Malgré le cessez-le-feu décrété par le combattant du Mouvement du M23, les positions des Forces Armées de la République Démocratique du Congo (FARDC) sont attaquées par ce dernier. L'information a été livrée par le porte-parole de l'armée, le Général-Major Sylvain Ekenge dans une communiqué rendu public mercredi 26 mars.

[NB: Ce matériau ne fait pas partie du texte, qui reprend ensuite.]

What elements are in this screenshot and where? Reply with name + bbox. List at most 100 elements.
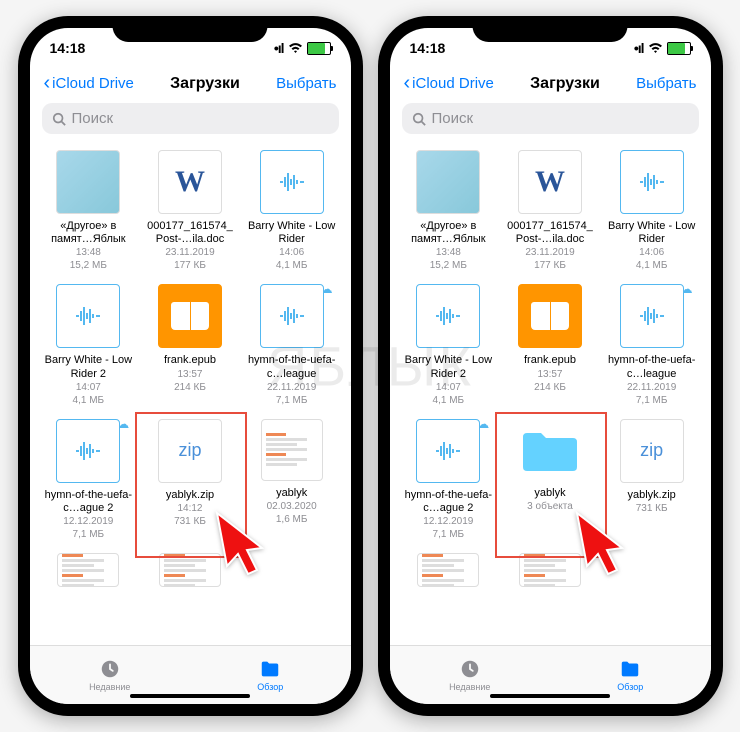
- phone-screen: 14:18 ‹ iCloud Drive Загрузки Выбрать По…: [30, 28, 351, 704]
- file-name: hymn-of-the-uefa-c…ague 2: [43, 489, 133, 515]
- file-thumbnail: [416, 419, 480, 483]
- phone-screen: 14:18 ‹ iCloud Drive Загрузки Выбрать По…: [390, 28, 711, 704]
- file-item[interactable]: [400, 553, 498, 587]
- clock-icon: [98, 658, 122, 680]
- file-meta: 4,1 МБ: [433, 394, 465, 407]
- back-button[interactable]: ‹ iCloud Drive: [404, 72, 494, 95]
- battery-icon: [307, 42, 331, 55]
- phone-notch: [113, 16, 268, 42]
- file-thumbnail: W: [158, 150, 222, 214]
- file-meta: 177 КБ: [174, 259, 206, 272]
- file-meta: 731 КБ: [636, 502, 668, 515]
- file-meta: 23.11.2019: [525, 246, 574, 259]
- file-item[interactable]: ☁︎hymn-of-the-uefa-c…league22.11.20197,1…: [603, 284, 701, 406]
- back-label: iCloud Drive: [412, 75, 494, 92]
- file-meta: 02.03.2020: [267, 500, 317, 513]
- file-meta: 7,1 МБ: [636, 394, 668, 407]
- file-item[interactable]: Barry White - Low Rider14:064,1 МБ: [243, 150, 341, 272]
- file-meta: 14:07: [76, 381, 101, 394]
- file-meta: 4,1 МБ: [636, 259, 668, 272]
- file-meta: 731 КБ: [174, 515, 206, 528]
- file-name: frank.epub: [164, 354, 216, 367]
- file-thumbnail: [260, 284, 324, 348]
- folder-icon: [258, 658, 282, 680]
- file-meta: 13:57: [537, 368, 562, 381]
- file-name: «Другое» в памят…Яблык: [43, 220, 133, 246]
- page-title: Загрузки: [170, 75, 240, 93]
- file-meta: 14:06: [279, 246, 304, 259]
- home-indicator[interactable]: [490, 694, 610, 698]
- file-name: frank.epub: [524, 354, 576, 367]
- search-input[interactable]: Поиск: [402, 103, 699, 134]
- chevron-left-icon: ‹: [44, 72, 51, 95]
- file-meta: 14:12: [177, 502, 202, 515]
- file-meta: 22.11.2019: [267, 381, 316, 394]
- file-thumbnail: [519, 419, 581, 481]
- home-indicator[interactable]: [130, 694, 250, 698]
- file-meta: 4,1 МБ: [73, 394, 105, 407]
- file-meta: 15,2 МБ: [70, 259, 107, 272]
- file-item[interactable]: ☁︎hymn-of-the-uefa-c…ague 212.12.20197,1…: [400, 419, 498, 541]
- file-item[interactable]: Barry White - Low Rider 214:074,1 МБ: [400, 284, 498, 406]
- file-meta: 15,2 МБ: [430, 259, 467, 272]
- file-name: Barry White - Low Rider: [607, 220, 697, 246]
- nav-bar: ‹ iCloud Drive Загрузки Выбрать: [390, 68, 711, 103]
- file-meta: 1,6 МБ: [276, 513, 308, 526]
- status-time: 14:18: [410, 40, 446, 56]
- file-meta: 14:06: [639, 246, 664, 259]
- file-name: hymn-of-the-uefa-c…ague 2: [403, 489, 493, 515]
- file-item[interactable]: ☁︎hymn-of-the-uefa-c…ague 212.12.20197,1…: [40, 419, 138, 541]
- file-meta: 214 КБ: [534, 381, 566, 394]
- file-meta: 13:48: [76, 246, 101, 259]
- file-name: Barry White - Low Rider: [247, 220, 337, 246]
- search-icon: [52, 112, 66, 126]
- file-item[interactable]: ☁︎hymn-of-the-uefa-c…league22.11.20197,1…: [243, 284, 341, 406]
- file-thumbnail: [158, 284, 222, 348]
- phone-notch: [473, 16, 628, 42]
- back-button[interactable]: ‹ iCloud Drive: [44, 72, 134, 95]
- file-meta: 177 КБ: [534, 259, 566, 272]
- file-thumbnail: [261, 419, 323, 481]
- page-title: Загрузки: [530, 75, 600, 93]
- file-item[interactable]: «Другое» в памят…Яблык13:4815,2 МБ: [400, 150, 498, 272]
- file-meta: 14:07: [436, 381, 461, 394]
- file-item[interactable]: Barry White - Low Rider14:064,1 МБ: [603, 150, 701, 272]
- file-name: yablyk.zip: [166, 489, 214, 502]
- file-meta: 3 объекта: [527, 500, 573, 513]
- file-item[interactable]: W 000177_161574_Post-…ila.doc23.11.201917…: [501, 150, 599, 272]
- file-meta: 7,1 МБ: [276, 394, 308, 407]
- file-item[interactable]: Barry White - Low Rider 214:074,1 МБ: [40, 284, 138, 406]
- phone-mock-right: 14:18 ‹ iCloud Drive Загрузки Выбрать По…: [378, 16, 723, 716]
- file-name: Barry White - Low Rider 2: [43, 354, 133, 380]
- select-button[interactable]: Выбрать: [276, 75, 336, 92]
- file-thumbnail: W: [518, 150, 582, 214]
- file-thumbnail: [56, 150, 120, 214]
- file-item[interactable]: frank.epub13:57214 КБ: [501, 284, 599, 406]
- file-meta: 23.11.2019: [165, 246, 214, 259]
- file-name: 000177_161574_Post-…ila.doc: [145, 220, 235, 246]
- search-placeholder: Поиск: [72, 110, 114, 127]
- file-name: «Другое» в памят…Яблык: [403, 220, 493, 246]
- file-thumbnail: [417, 553, 479, 587]
- wifi-icon: [648, 43, 663, 54]
- file-item[interactable]: W 000177_161574_Post-…ila.doc23.11.201917…: [141, 150, 239, 272]
- search-placeholder: Поиск: [432, 110, 474, 127]
- file-item[interactable]: «Другое» в памят…Яблык13:4815,2 МБ: [40, 150, 138, 272]
- file-grid: «Другое» в памят…Яблык13:4815,2 МБ W 00017…: [390, 144, 711, 645]
- file-thumbnail: [57, 553, 119, 587]
- file-name: 000177_161574_Post-…ila.doc: [505, 220, 595, 246]
- file-grid: «Другое» в памят…Яблык13:4815,2 МБ W 00017…: [30, 144, 351, 645]
- file-item[interactable]: frank.epub13:57214 КБ: [141, 284, 239, 406]
- file-thumbnail: [260, 150, 324, 214]
- status-time: 14:18: [50, 40, 86, 56]
- select-button[interactable]: Выбрать: [636, 75, 696, 92]
- signal-icon: [274, 40, 284, 56]
- file-thumbnail: [56, 284, 120, 348]
- clock-icon: [458, 658, 482, 680]
- file-thumbnail: [416, 150, 480, 214]
- file-item[interactable]: [40, 553, 138, 587]
- file-name: yablyk: [534, 487, 565, 500]
- search-input[interactable]: Поиск: [42, 103, 339, 134]
- file-meta: 7,1 МБ: [433, 528, 465, 541]
- search-icon: [412, 112, 426, 126]
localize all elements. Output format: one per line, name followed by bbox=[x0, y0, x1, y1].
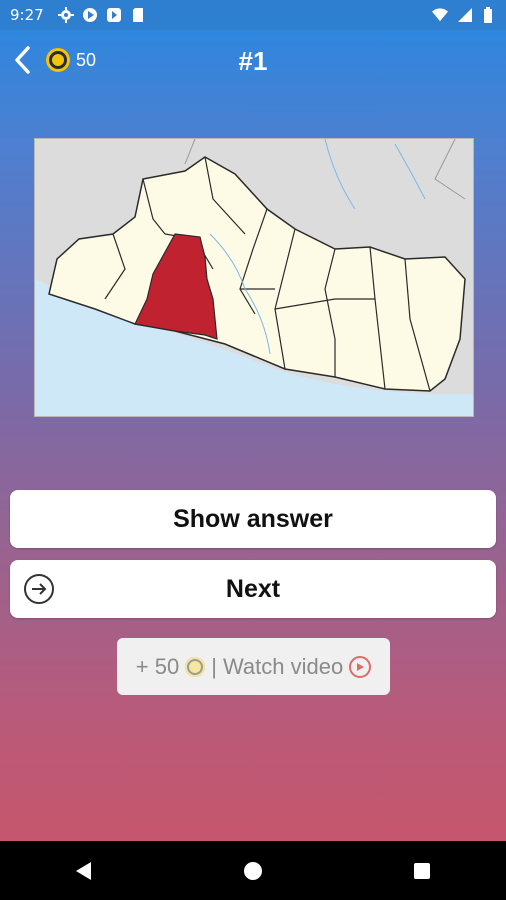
status-time: 9:27 bbox=[10, 6, 44, 24]
quiz-screen: 50 #1 Show answer Next + 50 | Watch vide… bbox=[0, 30, 506, 841]
play-circle-icon bbox=[82, 7, 98, 23]
map-image bbox=[34, 138, 474, 417]
el-salvador-map bbox=[35, 139, 473, 416]
arrow-right-circle-icon bbox=[24, 574, 54, 604]
back-triangle-icon bbox=[76, 861, 92, 880]
nav-home-button[interactable] bbox=[231, 849, 275, 893]
watch-video-label: Watch video bbox=[222, 653, 344, 679]
sd-card-icon bbox=[130, 7, 146, 23]
reward-separator: | bbox=[211, 653, 217, 679]
status-icons-right bbox=[432, 7, 496, 23]
home-circle-icon bbox=[243, 861, 262, 880]
next-label: Next bbox=[225, 574, 281, 603]
reward-amount: + 50 bbox=[135, 653, 180, 679]
question-title: #1 bbox=[238, 46, 268, 76]
nav-back-button[interactable] bbox=[62, 849, 106, 893]
battery-icon bbox=[480, 7, 496, 23]
show-answer-button[interactable]: Show answer bbox=[10, 490, 496, 548]
top-bar: 50 #1 bbox=[0, 30, 506, 92]
recents-square-icon bbox=[413, 862, 430, 879]
next-button[interactable]: Next bbox=[10, 560, 496, 618]
wifi-icon bbox=[432, 7, 448, 23]
coin-icon bbox=[185, 656, 206, 677]
play-store-icon bbox=[106, 7, 122, 23]
system-nav-bar bbox=[0, 841, 506, 900]
status-bar: 9:27 bbox=[0, 0, 506, 30]
nav-recents-button[interactable] bbox=[400, 849, 444, 893]
show-answer-label: Show answer bbox=[173, 504, 333, 533]
play-icon bbox=[349, 655, 372, 678]
signal-icon bbox=[456, 7, 472, 23]
gear-icon bbox=[57, 7, 74, 23]
status-icons-left bbox=[57, 7, 146, 23]
watch-video-reward-button[interactable]: + 50 | Watch video bbox=[117, 638, 390, 695]
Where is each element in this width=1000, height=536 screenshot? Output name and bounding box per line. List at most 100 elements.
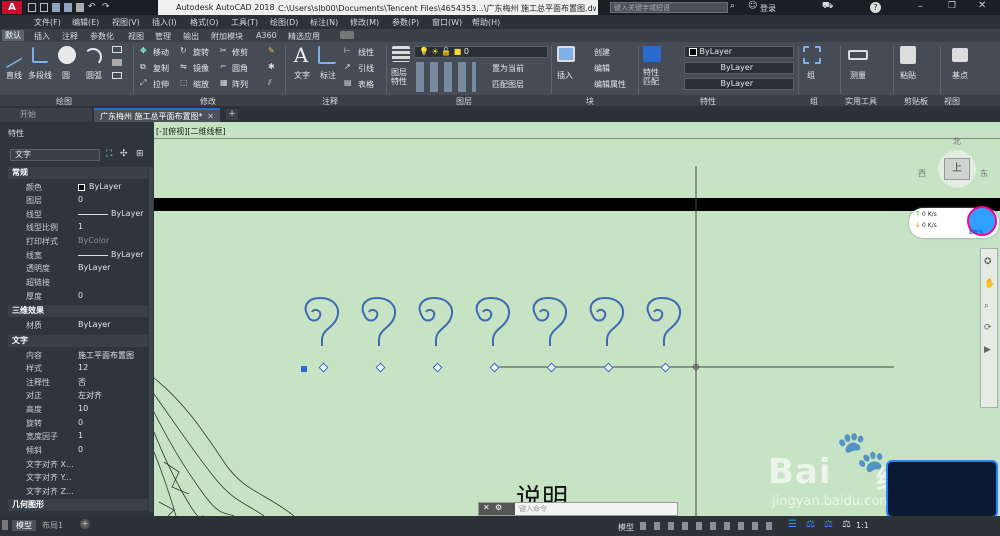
menu-insert[interactable]: 插入(I) <box>152 17 177 28</box>
menu-file[interactable]: 文件(F) <box>34 17 61 28</box>
close-icon[interactable]: ✕ <box>978 0 986 11</box>
dimension-icon[interactable] <box>318 46 336 64</box>
minimize-icon[interactable]: – <box>918 1 923 12</box>
edit-attributes-button[interactable]: 编辑属性 <box>594 79 626 90</box>
viewcube-west[interactable]: 西 <box>918 168 926 179</box>
measure-button[interactable]: 测量 <box>850 70 866 81</box>
command-input[interactable]: 键入命令 <box>519 504 547 514</box>
question-mark-glyph[interactable] <box>471 294 517 354</box>
properties-scrollbar[interactable] <box>149 167 153 512</box>
set-current-button[interactable]: 置为当前 <box>492 63 524 74</box>
color-dropdown[interactable]: ByLayer <box>684 46 794 58</box>
circle-button[interactable]: 圆 <box>62 70 70 81</box>
circle-icon[interactable] <box>58 46 76 64</box>
section-text[interactable]: 文字 <box>8 335 148 347</box>
menu-draw[interactable]: 绘图(D) <box>270 17 298 28</box>
workspace-icon[interactable]: ☰ <box>788 519 797 530</box>
stretch-button[interactable]: 拉伸 <box>153 79 169 90</box>
cart-icon[interactable]: ⛟ <box>822 1 833 12</box>
network-speed-widget[interactable]: ↑ 0 K/s ↓ 0 K/s 89% <box>909 206 999 238</box>
paste-icon[interactable] <box>900 46 916 64</box>
tab-insert[interactable]: 插入 <box>34 31 50 42</box>
quick-select-icon[interactable]: ⛶ <box>106 149 112 159</box>
menu-dimension[interactable]: 标注(N) <box>310 17 338 28</box>
layer-dropdown[interactable]: 💡 ☀ 🔓 ■ 0 <box>414 46 548 58</box>
base-view-button[interactable]: 基点 <box>952 70 968 81</box>
question-mark-glyph[interactable] <box>300 294 346 354</box>
search-box[interactable]: 键入关键字或短语 <box>610 2 728 13</box>
save-as-icon[interactable] <box>64 3 72 12</box>
prop-layer-value[interactable]: 0 <box>78 195 83 204</box>
status-toggles[interactable] <box>640 522 780 530</box>
question-mark-glyph[interactable] <box>414 294 460 354</box>
zoom-extents-icon[interactable]: ⌕ <box>984 301 989 311</box>
line-icon[interactable] <box>6 41 22 69</box>
tab-parametric[interactable]: 参数化 <box>90 31 114 42</box>
save-icon[interactable] <box>52 3 60 12</box>
prop-ltscale-value[interactable]: 1 <box>78 222 83 231</box>
copy-button[interactable]: 复制 <box>153 63 169 74</box>
question-mark-glyph[interactable] <box>528 294 574 354</box>
restore-icon[interactable]: ❐ <box>948 1 956 11</box>
annotation-scale-value[interactable]: 1:1 <box>856 521 869 530</box>
base-view-icon[interactable] <box>952 48 968 62</box>
steeringwheel-icon[interactable]: ✪ <box>984 257 992 267</box>
tab-start[interactable]: 开始 <box>0 108 92 122</box>
tab-default[interactable]: 默认 <box>2 30 24 41</box>
tab-a360[interactable]: A360 <box>256 31 277 40</box>
search-input[interactable]: 键入关键字或短语 <box>614 3 670 13</box>
prop-height-value[interactable]: 10 <box>78 404 88 413</box>
explode-icon[interactable]: ✱ <box>268 62 275 71</box>
arc-icon[interactable] <box>84 48 102 66</box>
erase-icon[interactable]: ✎ <box>268 46 275 55</box>
edit-block-button[interactable]: 编辑 <box>594 63 610 74</box>
model-space-button[interactable]: 模型 <box>618 522 634 533</box>
prop-justify-value[interactable]: 左对齐 <box>78 390 102 401</box>
arc-button[interactable]: 圆弧 <box>86 70 102 81</box>
match-layer-button[interactable]: 匹配图层 <box>492 79 524 90</box>
prop-thickness-value[interactable]: 0 <box>78 291 83 300</box>
login-label[interactable]: 登录 <box>760 3 776 14</box>
trim-button[interactable]: 修剪 <box>232 47 248 58</box>
insert-button[interactable]: 插入 <box>557 70 573 81</box>
insert-block-icon[interactable] <box>557 46 575 62</box>
layout1-tab[interactable]: 布局1 <box>42 520 63 531</box>
scale-icon[interactable]: ⚖ <box>842 519 851 530</box>
text-button[interactable]: 文字 <box>294 70 310 81</box>
leader-button[interactable]: 引线 <box>358 63 374 74</box>
selection-dropdown[interactable]: 文字 <box>10 149 100 161</box>
offset-icon[interactable]: ⫽ <box>268 78 272 88</box>
model-tab[interactable]: 模型 <box>12 520 36 531</box>
tab-view[interactable]: 视图 <box>128 31 144 42</box>
table-button[interactable]: 表格 <box>358 79 374 90</box>
showmotion-icon[interactable]: ▶ <box>984 345 991 355</box>
viewcube-north[interactable]: 北 <box>953 136 961 147</box>
viewcube-east[interactable]: 东 <box>980 168 988 179</box>
prop-widthfactor-value[interactable]: 1 <box>78 431 83 440</box>
select-objects-icon[interactable]: ✣ <box>120 149 128 159</box>
prop-rotation-value[interactable]: 0 <box>78 418 83 427</box>
menu-window[interactable]: 窗口(W) <box>432 17 462 28</box>
new-file-icon[interactable] <box>28 3 36 12</box>
match-properties-button[interactable]: 特性 匹配 <box>643 68 659 86</box>
text-icon[interactable]: A <box>290 44 312 66</box>
layer-properties-button[interactable]: 图层 特性 <box>391 68 407 86</box>
redo-icon[interactable]: ↷ <box>102 3 112 12</box>
menu-parametric[interactable]: 参数(P) <box>392 17 419 28</box>
prop-lineweight-value[interactable]: ByLayer <box>111 250 144 259</box>
viewcube-face[interactable]: 上 <box>944 158 970 180</box>
command-settings-icon[interactable]: ⚙ <box>495 503 502 512</box>
group-button[interactable]: 组 <box>807 70 815 81</box>
polyline-icon[interactable] <box>32 47 48 63</box>
undo-icon[interactable]: ↶ <box>88 3 98 12</box>
menu-help[interactable]: 帮助(H) <box>472 17 500 28</box>
tab-annotate[interactable]: 注释 <box>62 31 78 42</box>
question-mark-glyph[interactable] <box>357 294 403 354</box>
question-mark-glyph[interactable] <box>642 294 688 354</box>
search-icon[interactable]: ⌕ <box>730 1 735 11</box>
move-button[interactable]: 移动 <box>153 47 169 58</box>
section-3d[interactable]: 三维效果 <box>8 305 148 317</box>
add-layout-icon[interactable]: + <box>80 519 90 529</box>
dimension-button[interactable]: 标注 <box>320 70 336 81</box>
menu-edit[interactable]: 编辑(E) <box>72 17 99 28</box>
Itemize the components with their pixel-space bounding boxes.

D'après cet officier supérieur, les dernières attaques ont visé les positions des FARDC non seulement dans le territoire de Walikale au Nord-Kivu, mais aussi celles du Sud-Kivu, particulièrement à Mulamba et Bulonge, dans le territoire de Walungu, ainsi que dans les hauts plateaux de Minembwe, en territoire de Fizi.
« Contrairement aux déclarations contenues dans leur communiqué du 22 mars 2025, annonçant le cessez-le-feu unilatéral et leur redéploiement hors du territoire de Walikale, l'armée Rwandaise ainsi que les forces du M23/AFC continuent de renforcer leurs positions en hommes et en matériels, tout en attaquant celles des FARDC », indique le communiqué des FARDC.
Les Forces Armées de la République Démocratique du Congo disent dénoncer et condamner cette attitude qui sape les efforts pour le retour de la paix dans l'Est de la RDC entrepris par la communauté internationale.
Par ailleurs, les Forces Armées de la République Démocratique du Congo continuent de s'inscrire dans la logique des initiatives de paix, récemment menées, en s'abstenant, pour l'heure, de déclencher des actions offensives afin de permettre le retrait rapide des
forces hostiles de Walikale comme précédemment annoncé.
Néanmoins le communiqué de l'armée congolaise poursuit que, plus que jamais déterminées et mobilisées, les Forces Armées de la
République Démocratique du Congo se réservent le droit de réagir pour protéger la
sécurité des populations et de leurs biens en contrant les actes d'hostilité de nature a
compromettre la pause des combats que les M23/AFC ont eux-mêmes décrétée.
Rappelons que, le weekend dernier, l'AFC-M23 avait annoncé son retrait dans la cité de Walikale, dans le cadre du processus de paix, une annonce non respecté par ce mouvement rebelle.